“If you look at the Chinese data, you should stop debating about a hard landing,” Mowat, who is based in Hong Kong, said at a conference in Singapore yesterday. “China is in a hard landing. Car sales are down, cement production is down, steel production is down, construction stocks are down. It’s not a debate anymore, it’s a fact.” His team was a runner-up for best Asian equity strategists in a 2011 Institutional Investor magazine poll.Roach's Misses the Boat
Mowat said in May the risk of a hard landing was building in China as fixed-asset investment in real estate had increased even as property demand remained weak. That meant residential inventories will increase and lead to a contraction in construction activity, he said in a May 17 interview.
Gary Shilling, president of A. Gary Shilling & Co., a Springfield, New Jersey-based consultancy firm, said on Feb. 2 that China’s economy is headed for a “hard landing” this year as weaker demand overseas chokes off exports. Shilling, who correctly forecast the U.S. recession that began in December 2007, defines a hard landing as a growth rate below 6 percent.

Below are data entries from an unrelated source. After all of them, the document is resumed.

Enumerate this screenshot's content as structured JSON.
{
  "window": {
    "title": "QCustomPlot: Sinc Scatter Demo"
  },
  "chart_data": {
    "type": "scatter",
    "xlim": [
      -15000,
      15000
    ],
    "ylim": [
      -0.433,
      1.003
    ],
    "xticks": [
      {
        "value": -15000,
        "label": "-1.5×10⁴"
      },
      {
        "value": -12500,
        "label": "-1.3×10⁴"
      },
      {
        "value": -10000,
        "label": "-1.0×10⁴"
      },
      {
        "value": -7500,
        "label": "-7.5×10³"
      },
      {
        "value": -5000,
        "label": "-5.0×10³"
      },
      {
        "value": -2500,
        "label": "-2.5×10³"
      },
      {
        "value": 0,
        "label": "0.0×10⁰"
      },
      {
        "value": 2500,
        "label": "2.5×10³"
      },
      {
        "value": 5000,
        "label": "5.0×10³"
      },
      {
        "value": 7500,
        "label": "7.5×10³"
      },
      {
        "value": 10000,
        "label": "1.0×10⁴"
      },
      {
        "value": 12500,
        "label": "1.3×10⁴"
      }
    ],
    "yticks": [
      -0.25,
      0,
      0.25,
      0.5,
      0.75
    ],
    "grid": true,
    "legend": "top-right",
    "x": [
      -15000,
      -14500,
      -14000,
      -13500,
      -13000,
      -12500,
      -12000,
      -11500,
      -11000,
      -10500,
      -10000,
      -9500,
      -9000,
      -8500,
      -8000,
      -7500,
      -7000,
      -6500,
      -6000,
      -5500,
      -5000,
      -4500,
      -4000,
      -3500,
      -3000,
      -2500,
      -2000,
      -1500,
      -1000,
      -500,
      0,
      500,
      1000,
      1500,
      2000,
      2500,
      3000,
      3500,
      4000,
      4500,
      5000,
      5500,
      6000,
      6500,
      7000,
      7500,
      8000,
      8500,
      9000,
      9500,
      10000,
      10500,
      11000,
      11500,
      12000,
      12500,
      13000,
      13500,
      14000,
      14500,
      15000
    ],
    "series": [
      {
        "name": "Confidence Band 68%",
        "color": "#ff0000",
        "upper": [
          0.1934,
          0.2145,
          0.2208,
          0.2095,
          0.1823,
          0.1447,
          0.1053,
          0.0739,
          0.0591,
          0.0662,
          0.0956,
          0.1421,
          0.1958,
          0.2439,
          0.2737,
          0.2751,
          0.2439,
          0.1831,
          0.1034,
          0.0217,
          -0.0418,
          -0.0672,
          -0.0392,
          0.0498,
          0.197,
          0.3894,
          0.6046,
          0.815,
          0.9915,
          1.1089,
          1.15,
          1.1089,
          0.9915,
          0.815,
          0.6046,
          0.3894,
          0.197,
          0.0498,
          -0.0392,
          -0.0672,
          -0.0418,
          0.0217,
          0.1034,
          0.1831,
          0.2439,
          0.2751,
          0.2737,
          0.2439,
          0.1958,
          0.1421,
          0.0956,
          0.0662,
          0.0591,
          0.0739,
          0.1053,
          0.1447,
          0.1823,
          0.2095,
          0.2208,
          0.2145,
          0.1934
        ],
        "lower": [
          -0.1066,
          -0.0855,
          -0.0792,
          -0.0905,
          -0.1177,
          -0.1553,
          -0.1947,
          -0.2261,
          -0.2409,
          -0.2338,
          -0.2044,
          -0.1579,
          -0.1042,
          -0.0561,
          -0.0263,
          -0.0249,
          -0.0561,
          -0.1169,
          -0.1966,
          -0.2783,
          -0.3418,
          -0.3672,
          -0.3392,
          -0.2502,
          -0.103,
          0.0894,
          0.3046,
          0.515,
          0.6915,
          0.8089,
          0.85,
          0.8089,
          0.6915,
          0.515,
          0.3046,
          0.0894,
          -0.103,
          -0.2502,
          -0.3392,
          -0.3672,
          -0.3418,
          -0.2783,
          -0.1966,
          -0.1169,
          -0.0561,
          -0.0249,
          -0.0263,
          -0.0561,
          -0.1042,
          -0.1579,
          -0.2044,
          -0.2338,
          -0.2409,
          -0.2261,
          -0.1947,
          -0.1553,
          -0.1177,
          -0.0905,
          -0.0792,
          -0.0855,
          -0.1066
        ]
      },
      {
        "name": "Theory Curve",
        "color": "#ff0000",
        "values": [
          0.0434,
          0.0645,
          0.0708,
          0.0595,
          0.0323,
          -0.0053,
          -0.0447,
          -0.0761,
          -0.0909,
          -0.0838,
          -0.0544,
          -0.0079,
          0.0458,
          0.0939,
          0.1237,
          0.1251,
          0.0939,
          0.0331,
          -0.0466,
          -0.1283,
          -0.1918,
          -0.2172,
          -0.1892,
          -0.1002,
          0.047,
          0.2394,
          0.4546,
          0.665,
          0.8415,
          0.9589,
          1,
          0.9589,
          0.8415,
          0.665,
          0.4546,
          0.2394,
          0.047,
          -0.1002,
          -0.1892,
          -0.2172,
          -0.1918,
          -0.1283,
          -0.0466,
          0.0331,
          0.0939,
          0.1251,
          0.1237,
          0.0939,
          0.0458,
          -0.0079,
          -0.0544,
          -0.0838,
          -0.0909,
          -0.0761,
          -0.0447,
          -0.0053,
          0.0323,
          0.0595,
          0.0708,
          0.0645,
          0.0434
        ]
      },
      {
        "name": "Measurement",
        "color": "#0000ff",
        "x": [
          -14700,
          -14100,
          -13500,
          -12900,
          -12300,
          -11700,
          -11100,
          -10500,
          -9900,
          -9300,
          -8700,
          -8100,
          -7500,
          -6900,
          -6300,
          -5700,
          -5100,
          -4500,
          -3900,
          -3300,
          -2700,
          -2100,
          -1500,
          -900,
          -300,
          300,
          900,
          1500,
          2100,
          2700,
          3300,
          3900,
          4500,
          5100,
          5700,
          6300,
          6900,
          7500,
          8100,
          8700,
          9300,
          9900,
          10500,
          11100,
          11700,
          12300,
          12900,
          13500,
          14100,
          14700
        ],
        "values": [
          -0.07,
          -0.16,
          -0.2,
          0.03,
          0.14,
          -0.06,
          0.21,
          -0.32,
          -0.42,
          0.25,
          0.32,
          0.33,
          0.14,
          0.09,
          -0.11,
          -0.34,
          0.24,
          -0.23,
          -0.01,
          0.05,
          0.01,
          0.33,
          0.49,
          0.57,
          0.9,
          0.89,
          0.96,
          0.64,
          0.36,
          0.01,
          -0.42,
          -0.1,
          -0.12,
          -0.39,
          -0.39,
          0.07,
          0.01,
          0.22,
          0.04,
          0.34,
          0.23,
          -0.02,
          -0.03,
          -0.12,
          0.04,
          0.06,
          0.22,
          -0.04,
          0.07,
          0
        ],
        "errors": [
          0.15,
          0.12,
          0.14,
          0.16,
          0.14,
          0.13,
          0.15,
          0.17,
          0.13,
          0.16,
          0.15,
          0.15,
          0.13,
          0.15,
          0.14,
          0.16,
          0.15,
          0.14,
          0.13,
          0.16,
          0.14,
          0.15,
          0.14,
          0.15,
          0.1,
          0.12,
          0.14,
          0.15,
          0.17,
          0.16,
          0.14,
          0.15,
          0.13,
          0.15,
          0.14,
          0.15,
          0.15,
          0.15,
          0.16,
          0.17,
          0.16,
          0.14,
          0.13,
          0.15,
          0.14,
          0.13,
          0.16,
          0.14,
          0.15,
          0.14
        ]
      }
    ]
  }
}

Shilling and Mowat’s views are in contrast with Yale University Professor Stephen Roach, a former non-executive chairman for Morgan Stanley in Asia, who said on March 8 that concerns China will enter a hard landing are “vastly overblown.”
“I don’t think the banking system will collapse and the property bubble will burst,” Roach said at a conference in Shanghai. “These are all exaggerations.”
Bubbles always burst. Moreover, it should be plain to see
- China has a huge property bubble
- China's banking sector is unsound
- China's state-owned-enterprises (SOEs) are in horrible shape
- China's over-reliance on investments with no genuine economic feasibility guarantee China's current boom is not sustainable.
"Hard Landing" Depends on the Definition
Shilling says growth under 6% is a hard landing. Michael Pettis at China Financial Markets makes a strong case for Only 3% Growth for Decade
I think Pettis' growth target is correct, but I am not sure he calls that result "a hard landing". I do, and it will shock a lot of people when it happens.
Jim Chanos is not one of those who will be surprised. He is betting on growth as low as 0% as noted in China's Growth Won't Last; Chanos on Chinese Property Bubble and Growth.
"Curbs Needed to Avoid China Property Chaos"
Even Chinese Premier Wen Jiabao knows China has a property bubble, one that has already popped but has much further yet to fall.
Bloomberg reports Wen Says Curbs Needed to Avoid China Property ‘Chaos’
Chinese Premier Wen Jiabao said that home prices remain far from a reasonable level and relaxing curbs could cause “chaos” in the market, indicating no imminent relaxation of cooling measures.Too Late to Prevent Chaos
“We must not slacken our efforts in regulating the housing sector,” Wen said at a press conference in Beijing today, according to an English translation. A bursting property bubble would hurt the entire economy, and the government wants “long- term steady and sound growth” in housing, he said.
Chinese property bubbles and malinvestments are too big, and the Chinese economy too unbalanced to prevent chaos. Indeed the only way to prevent chaos is to not let bubbles form in the first place.
The only question at hand regards the strength and length of the slowdown. I think Pettis has things about right, but I would also caution that risks are far skewed to the downside.